Le Parlement européen le 12 septembre 2021 a émis un avis reconnaissant « la présomption de salariat » pour les travailleurs victimes des plateformes.

Même en France, un tribunal, le 16 mars 2022 à Paris a condamné Uber à de fortes amendes (375 000 euros) et peines de prison (dix mois) avec sursis pour travail dissimulé, illégal, fraude aux URSSAF, et les contrats des salariés ont été requalifiés, selon les juges, en contrat de travail ! Fini le paiement à la tâche, fini le labeur épuisant du jour et l’incertitude du lendemain. 86 ans après 1936, il est possible que les congés payés soient rendus à des dizaines de milliers de salariés. La retraite aussi. 76 ans après la mise en place de la grande Sécurité sociale, il devient possible de la rendre à des milliers de livreurs et chauffeurs, avec un salaire net et brut.

Mais l’obstacle c’est Macron : les gouvernements Philippe, Castex, Borne ont refusé de donner suite à tous les jugements et de légiférer, ils se sont démenés pour faire comme s’il ne s’agissait que de jurisprudences égarées, et malgré tous les constats, rapports, procès-verbaux de l’inspection du travail, continuent de protéger le système Uber.

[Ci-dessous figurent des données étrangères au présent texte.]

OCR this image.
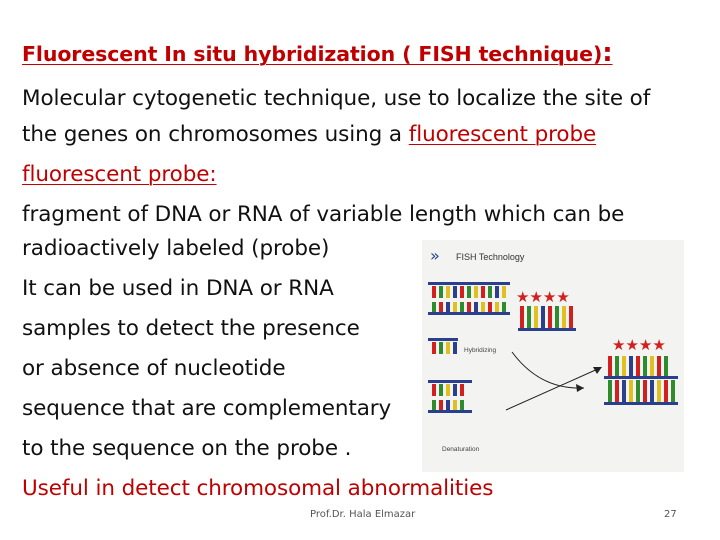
Fluorescent In situ hybridization ( FISH technique):
Molecular cytogenetic technique, use to localize the site of
the genes on chromosomes using a fluorescent probe
fluorescent probe:
fragment of DNA or RNA of variable length which can be
radioactively labeled (probe)
It can be used in DNA or RNA
samples to detect the presence
or absence of nucleotide
sequence that are complementary
to the sequence on the probe .
Useful in detect chromosomal abnormalities
» FISH Technology
★★★★
Hybridizing	★★★★
Denaturation
Prof.Dr. Hala Elmazar	27
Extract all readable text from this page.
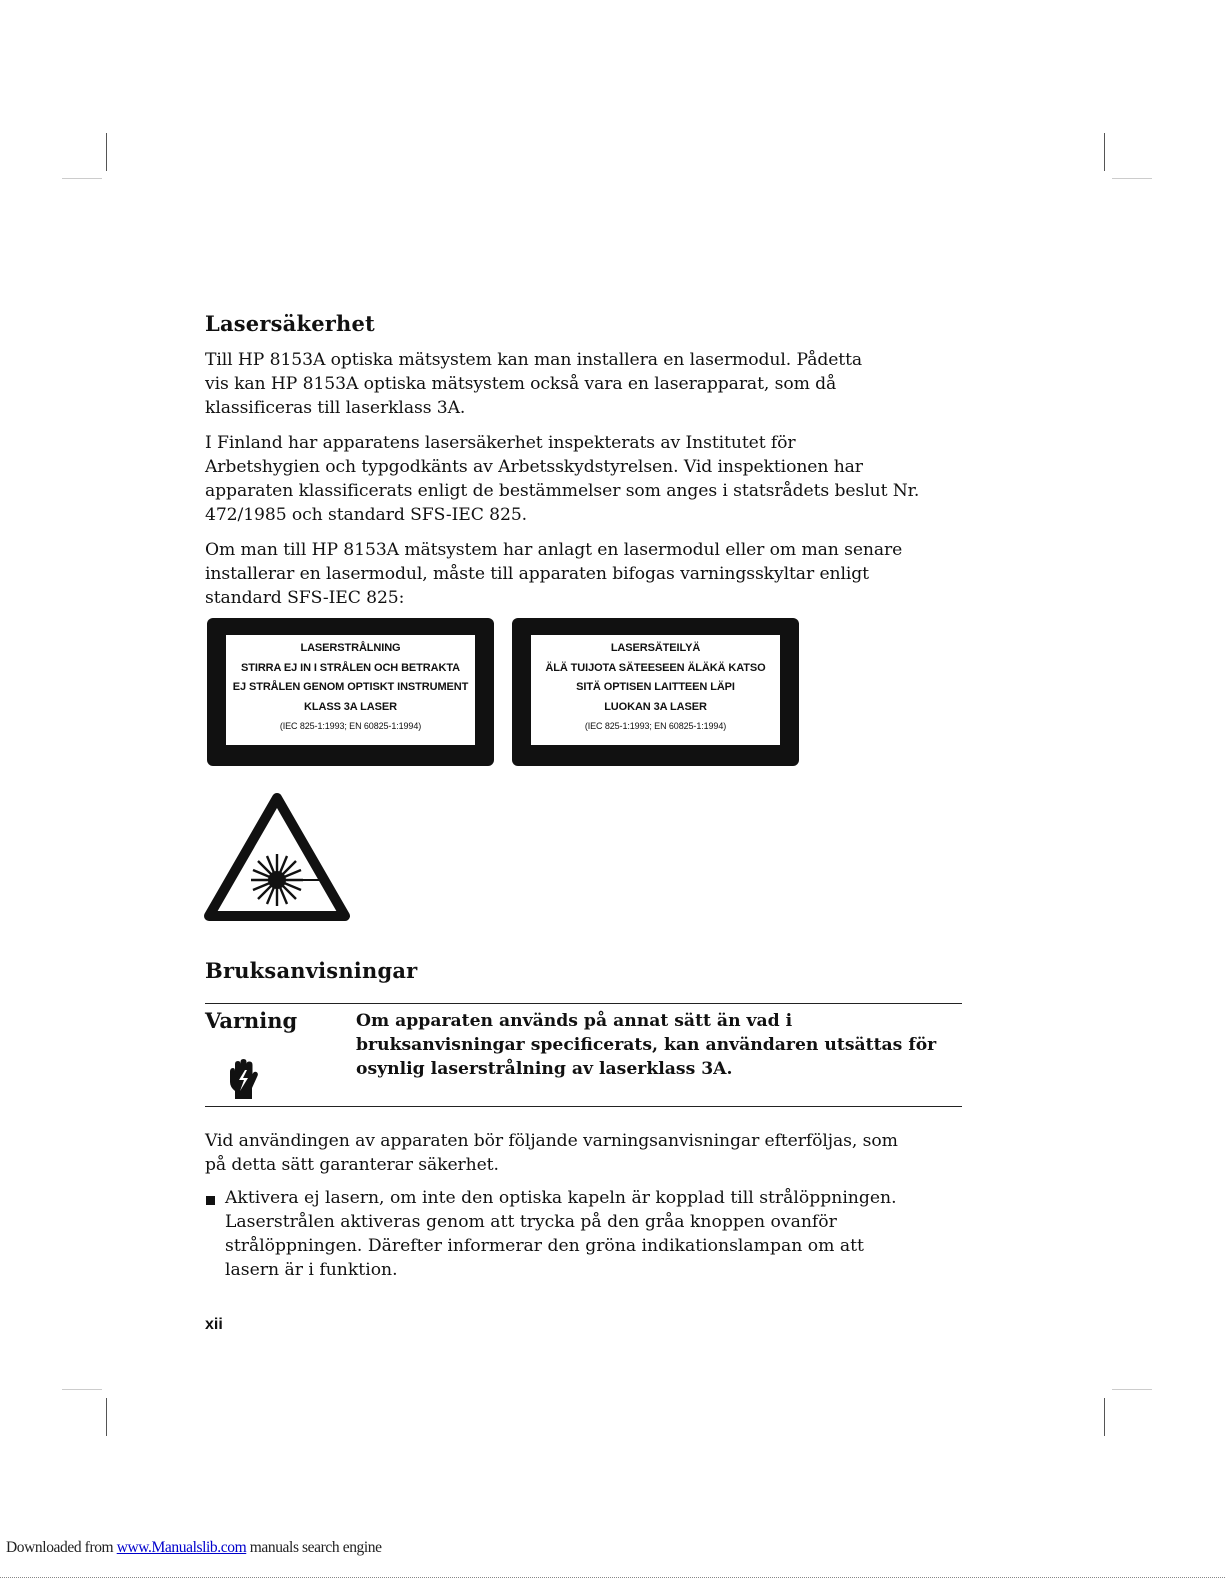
Lasersäkerhet
Till HP 8153A optiska mätsystem kan man installera en lasermodul. Pådetta
vis kan HP 8153A optiska mätsystem också vara en laserapparat, som då
klassificeras till laserklass 3A.
I Finland har apparatens lasersäkerhet inspekterats av Institutet för
Arbetshygien och typgodkänts av Arbetsskydstyrelsen. Vid inspektionen har
apparaten klassificerats enligt de bestämmelser som anges i statsrådets beslut Nr.
472/1985 och standard SFS-IEC 825.
Om man till HP 8153A mätsystem har anlagt en lasermodul eller om man senare
installerar en lasermodul, måste till apparaten bifogas varningsskyltar enligt
standard SFS-IEC 825:
LASERSTRÅLNING
STIRRA EJ IN I STRÅLEN OCH BETRAKTA
EJ STRÅLEN GENOM OPTISKT INSTRUMENT
KLASS 3A LASER
(IEC 825-1:1993; EN 60825-1:1994)
LASERSÄTEILYÄ
ÄLÄ TUIJOTA SÄTEESEEN ÄLÄKÄ KATSO
SITÄ OPTISEN LAITTEEN LÄPI
LUOKAN 3A LASER
(IEC 825-1:1993; EN 60825-1:1994)
Bruksanvisningar
Varning	Om apparaten används på annat sätt än vad i
bruksanvisningar specificerats, kan användaren utsättas för
osynlig laserstrålning av laserklass 3A.
Vid användingen av apparaten bör följande varningsanvisningar efterföljas, som
på detta sätt garanterar säkerhet.
Aktivera ej lasern, om inte den optiska kapeln är kopplad till strålöppningen.
Laserstrålen aktiveras genom att trycka på den gråa knoppen ovanför
strålöppningen. Därefter informerar den gröna indikationslampan om att
lasern är i funktion.
xii
Downloaded from www.Manualslib.com manuals search engine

C’est donc bien, après les juges, après l’Europe, le combat contre LE protecteur n°1 d’Uber qu’il faut mener : Macron !

L’acharnement de Macron prouve la vigueur de son engagement idéologique auprès d’Uber, et confirme qu’il y a des liens profonds entre eux. Une rumeur explosive court dans les médias anglophones, étayée par des documents difficilement contestables : il a profité de sa position au ministère de l’Économie pour favoriser Uber (et McKinsey) qui ont ensuite travaillé gratuitement pour sa campagne. C’est une bombe. C’est là que la presse doit cesser de se taire et que le journalisme d’investigation a toute sa place. Il y a tous les éléments d’une trahison du droit et de corruption liés.